Serat melintang pada otot trakea menempel ke ujung bagian dalam kartilago. Pada
percabangan bronkus, cincin kartilago berubah menjadi potongan kartilago dengan
bentuk tidak beraturan, dikelilingi oleh otot polos dalam susunan spiral.11
Pada penelitian ini digunakan mencit sebagai sampel penelitian. Mencit
merupakan hewan dengan order rodensia.36 Trakea pada rodensia dan manusia
dilapisi oleh epitel kolumnar pseudostratifikasi. Morfologi pseudostratifikasi
disebabkan oleh variasi bentuk dan posisi inti dari berbagai tipe selnya. Pada
manusia, populasi terbesar sel-sel yang melapisi trakea adalah sel bersilia,
sedangkan trakea rodensia sebagian besar dilapisi oleh sel-sel epitel tidak bersilia.
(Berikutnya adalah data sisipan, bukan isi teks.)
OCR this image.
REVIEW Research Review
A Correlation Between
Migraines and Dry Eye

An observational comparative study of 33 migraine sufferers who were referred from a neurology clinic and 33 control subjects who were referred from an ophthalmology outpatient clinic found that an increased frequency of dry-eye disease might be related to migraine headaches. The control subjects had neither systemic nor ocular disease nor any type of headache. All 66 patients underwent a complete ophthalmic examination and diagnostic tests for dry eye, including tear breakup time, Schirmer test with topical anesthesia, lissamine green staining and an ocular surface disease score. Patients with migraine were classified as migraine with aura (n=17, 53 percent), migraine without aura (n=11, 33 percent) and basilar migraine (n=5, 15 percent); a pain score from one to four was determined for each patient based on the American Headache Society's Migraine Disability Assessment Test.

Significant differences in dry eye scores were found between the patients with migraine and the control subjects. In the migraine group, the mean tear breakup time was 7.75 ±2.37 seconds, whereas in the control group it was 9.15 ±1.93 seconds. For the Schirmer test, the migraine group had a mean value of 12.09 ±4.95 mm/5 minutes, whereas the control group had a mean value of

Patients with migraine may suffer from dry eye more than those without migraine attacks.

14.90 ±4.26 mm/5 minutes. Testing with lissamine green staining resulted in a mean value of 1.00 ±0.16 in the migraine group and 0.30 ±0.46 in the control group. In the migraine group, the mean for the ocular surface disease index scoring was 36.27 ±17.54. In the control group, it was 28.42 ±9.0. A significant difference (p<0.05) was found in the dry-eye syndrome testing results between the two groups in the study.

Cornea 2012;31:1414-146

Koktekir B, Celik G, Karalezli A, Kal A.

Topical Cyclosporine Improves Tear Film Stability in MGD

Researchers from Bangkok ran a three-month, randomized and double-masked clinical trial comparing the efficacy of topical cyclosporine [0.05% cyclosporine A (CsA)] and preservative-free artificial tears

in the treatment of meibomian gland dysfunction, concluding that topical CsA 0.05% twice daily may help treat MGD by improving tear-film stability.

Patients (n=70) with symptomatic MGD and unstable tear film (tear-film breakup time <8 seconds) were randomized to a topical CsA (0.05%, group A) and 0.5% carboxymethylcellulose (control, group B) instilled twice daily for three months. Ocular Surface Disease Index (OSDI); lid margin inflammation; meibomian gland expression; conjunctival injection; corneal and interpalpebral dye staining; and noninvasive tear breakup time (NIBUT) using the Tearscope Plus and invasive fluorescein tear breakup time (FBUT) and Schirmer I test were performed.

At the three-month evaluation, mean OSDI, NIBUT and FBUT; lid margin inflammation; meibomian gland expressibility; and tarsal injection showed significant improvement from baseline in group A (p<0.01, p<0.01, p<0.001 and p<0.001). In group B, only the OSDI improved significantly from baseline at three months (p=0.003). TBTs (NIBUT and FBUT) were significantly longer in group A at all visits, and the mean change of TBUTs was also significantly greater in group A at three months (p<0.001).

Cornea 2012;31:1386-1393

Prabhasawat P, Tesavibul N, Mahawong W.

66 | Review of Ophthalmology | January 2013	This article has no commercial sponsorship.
Dalam ketiga spesies, sel tidak bersilia terdiri dari beberapa jenis sel, termasuk sel-
sel klub dan sel serosa.34
16
Gambar 2.4. Histologi trakea rodensia34
Sel-sel tidak bersilia memiliki beberapa fungsi dalam saluran udara hewan
pengerat, di antaranya memproduksi sekresi (cairan, lendir, dll) dan berkontribusi
untuk pertahanan penjamu (melalui sekresi protein antimikroba). Saluran udara
rodensia biasanya memiliki jumlah sel goblet yang rendah dibandingkan dengan
manusia. Namun, jumlah ini dapat meningkat sebagai respons terhadap peradangan
dan eksposur mikrobiologis. Pada hewan pengerat, sering terjadi melalui
transformasi sel klub menjadi sel goblet (Gambar 2.4).34
2.5. Mukus Saluran Napas
Mukus (lendir) saluran napas adalah larutan encer kompleks dari lipid,
glikokonjugat, dan protein. Mukus terdiri dari garam, enzim, dan anti-enzim,
oksidan dan antioksidan, produk-produk bakteri eksogen, sekresi antibakteri
endogen, mediator dan protein yang berasal dari sel, mediator dan protein yang
berasal dari plasma, dan debris sel seperti DNA.35
Lapisan mukus terbagi lagi menjadi dua lapisan yaitu lapisan atas yang
disebut sebagai gel layer (lapisan gel) dan lapisan bawah yang disebut sol layer atau
disebut sebagai lapisan perisiliar. Fungsi lapisan perisiliar dianggap sebagai
pelumas dari silia epitel. Lapisan surfaktan dapat membantu penyebaran lapisan gel
di atas permukaan epitel.35
Lapisan gel menangkap partikel asing dan dipindahkan ke ujung silia epitel.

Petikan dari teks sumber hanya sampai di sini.